In terms of the house itself, Wolter said the home is a perfect candidate for the designation because of its condition.

"The house has been wonderfully cared for," Wolter said. "It's in pristine shape."

Property purchased in 1841

According to documents provided by the Wagners, Jacob Schlaefer and his wife, Catherine, purchased the Pilgrim Road property in 1841 at the General Land Office in Milwaukee, not long after emigrating into the U.S. from Bavaria.

For a period of time, Jacob Schlaefer co-operated a Menomonee Falls-based steam saw mill and bedstead factory known as E.L. Neh's, Schlaefer & Co. Schlaefer eventually turned his attention toward farming.

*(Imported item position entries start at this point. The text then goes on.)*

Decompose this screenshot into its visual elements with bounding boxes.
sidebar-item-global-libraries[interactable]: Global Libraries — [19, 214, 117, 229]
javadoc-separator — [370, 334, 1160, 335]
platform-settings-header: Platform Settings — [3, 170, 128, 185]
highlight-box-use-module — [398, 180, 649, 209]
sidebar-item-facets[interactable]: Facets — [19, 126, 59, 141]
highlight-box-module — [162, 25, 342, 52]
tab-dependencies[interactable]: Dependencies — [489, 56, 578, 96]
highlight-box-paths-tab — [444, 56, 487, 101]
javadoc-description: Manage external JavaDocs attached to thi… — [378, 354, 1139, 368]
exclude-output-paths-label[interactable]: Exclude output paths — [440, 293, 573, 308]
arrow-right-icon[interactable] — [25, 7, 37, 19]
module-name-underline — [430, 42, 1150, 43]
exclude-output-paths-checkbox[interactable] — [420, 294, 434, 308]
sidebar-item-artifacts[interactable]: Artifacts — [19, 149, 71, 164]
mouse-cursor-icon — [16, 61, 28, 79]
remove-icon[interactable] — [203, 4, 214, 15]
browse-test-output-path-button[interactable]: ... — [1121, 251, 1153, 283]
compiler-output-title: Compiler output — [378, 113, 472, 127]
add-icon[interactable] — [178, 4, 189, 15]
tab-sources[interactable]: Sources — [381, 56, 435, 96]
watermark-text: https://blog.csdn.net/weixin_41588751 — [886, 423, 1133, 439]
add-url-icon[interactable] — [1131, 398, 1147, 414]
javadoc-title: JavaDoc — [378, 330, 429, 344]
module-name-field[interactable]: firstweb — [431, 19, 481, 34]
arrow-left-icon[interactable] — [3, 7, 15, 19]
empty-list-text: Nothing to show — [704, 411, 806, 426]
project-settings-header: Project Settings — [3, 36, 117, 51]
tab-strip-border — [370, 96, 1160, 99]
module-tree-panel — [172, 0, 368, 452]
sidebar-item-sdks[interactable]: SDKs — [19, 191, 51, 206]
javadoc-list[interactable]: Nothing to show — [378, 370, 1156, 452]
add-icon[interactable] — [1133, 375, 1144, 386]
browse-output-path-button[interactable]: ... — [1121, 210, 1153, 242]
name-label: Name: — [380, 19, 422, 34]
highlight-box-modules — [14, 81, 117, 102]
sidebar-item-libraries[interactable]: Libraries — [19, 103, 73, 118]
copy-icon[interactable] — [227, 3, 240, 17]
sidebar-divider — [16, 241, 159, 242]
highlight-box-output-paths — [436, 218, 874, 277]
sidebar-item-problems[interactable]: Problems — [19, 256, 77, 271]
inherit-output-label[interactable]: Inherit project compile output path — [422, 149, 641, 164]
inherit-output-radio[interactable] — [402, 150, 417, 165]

The Schlaefers lived in a log cabin for about 15 years before building the home that remains on the property to this day. The two-story farmhouse has a number of distinguishing features, including a gable roof and a covered porch.

Catherine and Jacob died in 1885 and 1896, respectively. They and many other members of their family are buried at Emanuel Church Cemetery in Menomonee Falls. The property remained in the family into the 1900s.

Trustee Art Zabel said he gained a new-found appreciation for the community after reading through the contents of the report, which culled data from a number of historical sources.

"I find it interesting," Zabel said. "There is a lot of information out there from the documents that are still available."